At the end of the 1950s, the critic Jorge Romero Brest invited her to join the Argentine submission to the São Paulo Biennial. She participated in the first edition of the Di Tella Award, 1960, and the Ver y Estimar Honor Award, 1960 and 1961.

During the 1960s and early 1970s, he participated in numerous exhibitions that spread Argentine art abroad, and in the 1980s he was part of the official shipments that toured various cities around the world celebrating the return of democracy.

Starting in 1984, he began exhibiting at the Ruth Benzacar Gallery, and in 1981, 1999, 2004 and 2005, at the Rubbers Gallery, in 2001.

It was in the 1990s when reviews of her career began: the first monographic book on her career with research and critical study of Mercedes Casanegra was published in 1997 and during that same year a retrospective exhibition of her work was held at the National Museum of Fine Arts, then directed by Jorge Glusberg. In 2002 and 2012 anthological exhibitions were held in the Cronopios room of the Recoleta Cultural Center.

His work is represented in numerous private and institutional collections such as those of the National Museum of Fine Arts, the Museum of Modern Art in Buenos Aires, the Ministry of Foreign Affairs and Worship of the Argentine Republic, the Juan B. Castagnino Museum in Rosario, the Albright-Knox Art Gallery of Buffalo (United States), Blanton Museum of Art, The University of Texas at Austin and JP Morgan Chase Art Collection.

He made murals in public buildings, in two subway stations and in the Argentine Metro Station in Paris.

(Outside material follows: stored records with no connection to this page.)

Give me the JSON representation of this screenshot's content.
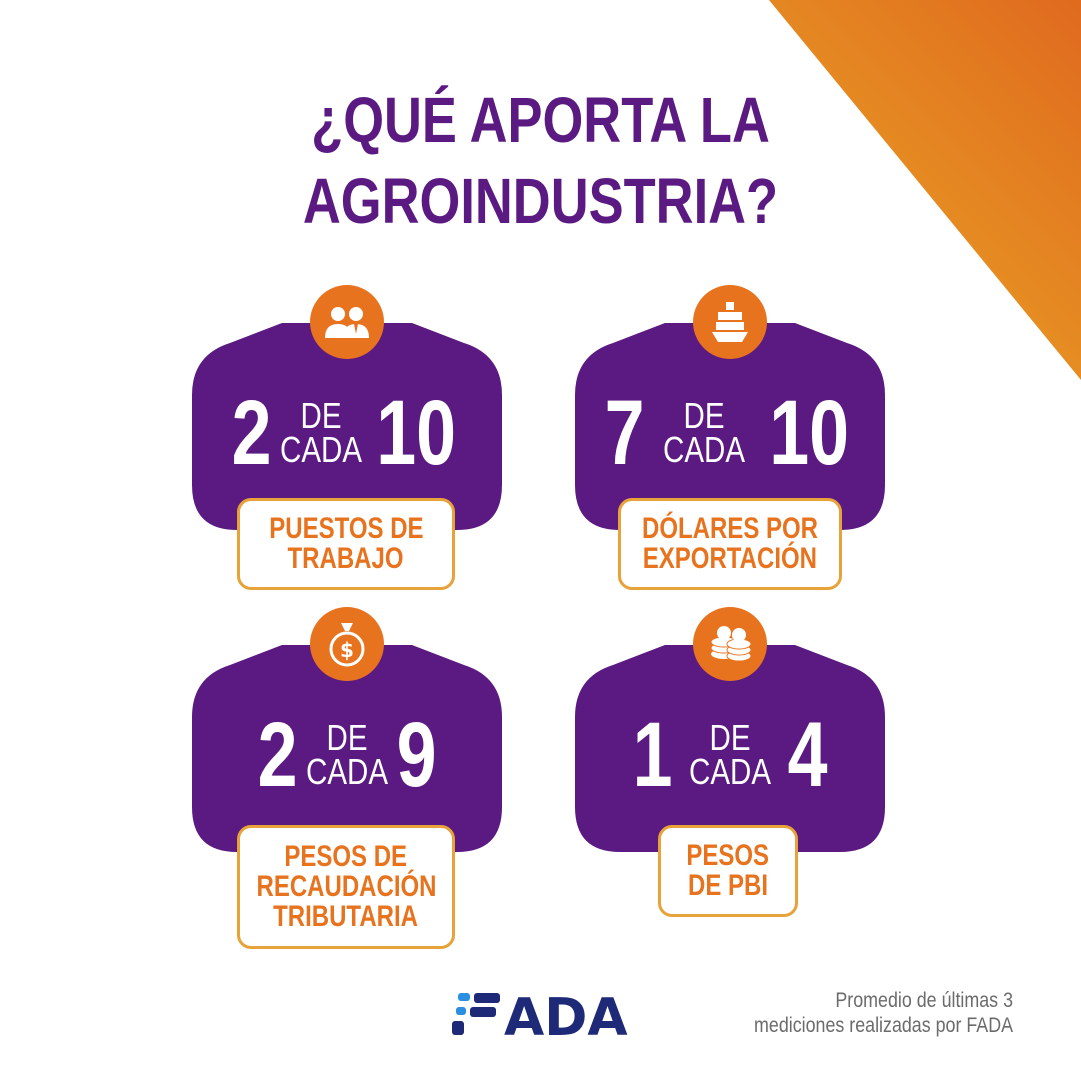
{
  "title": {
    "line1": "¿QUÉ APORTA LA",
    "line2": "AGROINDUSTRIA?"
  },
  "colors": {
    "purple": "#5a1a82",
    "orange": "#e8731f",
    "gold_border": "#e8a23a"
  },
  "cards": [
    {
      "icon": "people-icon",
      "number": "2",
      "de": "DE",
      "cada": "CADA",
      "total": "10",
      "label_lines": [
        "PUESTOS DE",
        "TRABAJO"
      ]
    },
    {
      "icon": "cargo-ship-icon",
      "number": "7",
      "de": "DE",
      "cada": "CADA",
      "total": "10",
      "label_lines": [
        "DÓLARES POR",
        "EXPORTACIÓN"
      ]
    },
    {
      "icon": "money-bag-icon",
      "number": "2",
      "de": "DE",
      "cada": "CADA",
      "total": "9",
      "label_lines": [
        "PESOS DE",
        "RECAUDACIÓN",
        "TRIBUTARIA"
      ]
    },
    {
      "icon": "coins-icon",
      "number": "1",
      "de": "DE",
      "cada": "CADA",
      "total": "4",
      "label_lines": [
        "PESOS",
        "DE PBI"
      ]
    }
  ],
  "logo": {
    "text": "FADA"
  },
  "footnote": {
    "line1": "Promedio de últimas 3",
    "line2": "mediciones realizadas por FADA"
  }
}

She is one of the fundamental artists in the history of Argentine plastic arts, with a unique course that is difficult to ascribe to a specific current, since she reinvented herself over and over again throughout her career.

“For me, this painting that I take out of my house, from my workshop, this painting that I hang in front of people, is not my clothes. Not even my skin or my head. My painting is me and this sounds so simple that I don’t know Yes, I must say it. But I must say it so that it is understood why I cannot talk about my painting, “the artist once wrote, not very adept at talking about her creations.

In 2010, the Buenos Aires Legislature declared her an Outstanding Personality of Buenos Aires, the city where she lived and worked all her life.